EFF’s International IP Director Gwen Hinze traveled to Dallas to demand transparency, but she wasn’t allowed to see the draft text or be present for the negotiations. Here’s how Gwen described the tactics the USTR is using to shut Internet users out from the negotiations:
Unlike previous negotiation rounds, there will be no official forum for stakeholders to present their views to the assembled TPP country negotiators. Instead, stakeholders are being asked to register their interest in sponsoring a table to provide negotiators who might so happen to stroll past with information on particular topics.
The public should be front and center in these negotiations, not relegated to a table outside.
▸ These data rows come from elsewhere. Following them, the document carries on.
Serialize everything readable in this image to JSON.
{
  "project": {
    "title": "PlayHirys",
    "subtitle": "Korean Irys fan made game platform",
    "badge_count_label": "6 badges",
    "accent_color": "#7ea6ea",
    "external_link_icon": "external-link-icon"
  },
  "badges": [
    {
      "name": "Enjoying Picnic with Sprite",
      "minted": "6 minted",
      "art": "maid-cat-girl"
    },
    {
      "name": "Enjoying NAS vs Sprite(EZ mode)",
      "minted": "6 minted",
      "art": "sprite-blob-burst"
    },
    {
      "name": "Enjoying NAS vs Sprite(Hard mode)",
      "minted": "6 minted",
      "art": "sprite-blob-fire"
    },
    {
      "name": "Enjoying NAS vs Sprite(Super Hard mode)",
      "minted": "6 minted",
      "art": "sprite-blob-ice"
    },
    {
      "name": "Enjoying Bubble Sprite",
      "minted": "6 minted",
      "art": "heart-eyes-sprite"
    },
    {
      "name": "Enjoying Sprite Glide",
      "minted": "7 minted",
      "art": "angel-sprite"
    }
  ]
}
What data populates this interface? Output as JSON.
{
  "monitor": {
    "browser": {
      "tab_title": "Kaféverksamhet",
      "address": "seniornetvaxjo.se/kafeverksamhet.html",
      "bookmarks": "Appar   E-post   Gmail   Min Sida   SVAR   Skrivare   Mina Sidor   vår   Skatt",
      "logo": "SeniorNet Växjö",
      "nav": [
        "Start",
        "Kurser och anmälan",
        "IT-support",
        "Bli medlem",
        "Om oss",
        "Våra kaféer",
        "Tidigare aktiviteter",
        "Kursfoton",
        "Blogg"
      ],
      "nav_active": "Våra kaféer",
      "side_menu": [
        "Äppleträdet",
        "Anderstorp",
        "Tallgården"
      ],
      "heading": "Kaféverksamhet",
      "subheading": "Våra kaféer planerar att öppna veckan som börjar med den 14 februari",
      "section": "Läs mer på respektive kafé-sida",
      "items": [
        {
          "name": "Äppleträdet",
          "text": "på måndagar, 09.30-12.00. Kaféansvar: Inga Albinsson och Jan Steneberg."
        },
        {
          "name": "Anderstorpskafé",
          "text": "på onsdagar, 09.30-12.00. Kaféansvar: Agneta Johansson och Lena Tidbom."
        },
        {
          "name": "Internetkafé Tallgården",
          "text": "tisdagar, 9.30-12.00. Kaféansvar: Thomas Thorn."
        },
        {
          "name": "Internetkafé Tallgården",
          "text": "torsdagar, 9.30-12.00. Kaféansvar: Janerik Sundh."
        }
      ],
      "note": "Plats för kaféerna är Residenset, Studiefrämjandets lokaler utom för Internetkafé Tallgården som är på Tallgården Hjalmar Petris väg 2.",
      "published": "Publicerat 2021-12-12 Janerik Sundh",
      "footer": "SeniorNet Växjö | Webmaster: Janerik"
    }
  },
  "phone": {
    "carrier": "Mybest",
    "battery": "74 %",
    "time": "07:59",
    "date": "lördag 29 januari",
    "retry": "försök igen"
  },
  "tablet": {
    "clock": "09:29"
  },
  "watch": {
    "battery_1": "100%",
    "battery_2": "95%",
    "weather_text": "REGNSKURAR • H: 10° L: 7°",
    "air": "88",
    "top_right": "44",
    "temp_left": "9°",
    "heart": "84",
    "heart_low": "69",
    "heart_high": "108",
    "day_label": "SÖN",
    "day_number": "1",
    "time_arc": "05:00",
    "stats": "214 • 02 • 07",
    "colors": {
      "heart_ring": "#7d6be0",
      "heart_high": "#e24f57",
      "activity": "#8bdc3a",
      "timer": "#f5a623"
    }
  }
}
During a recent conference discussing the TPP, the Yes Men also found a way to protest this in their own way. They managed to walk up to a podium and gave Ron Kirk, U.S. Trade Representative and former mayor of Dallas and the TPP negotiators an award for being the “2012 Corporate Power Tool Award”. A video of what happened was posted:
By the end, it became clear that the negotiators weren’t entirely happy with the idea of being considered tools for corporations. You can read more on what the Yes Men had to say on their press release page.
Recently, there have also been reports that the TPP is nearing completion with the goal of wrapping up by the end of the year. Most of what people know about what’s in the text are derived from leaked copies of the agreement. Copies of the text can be found on the Public Intelligence website.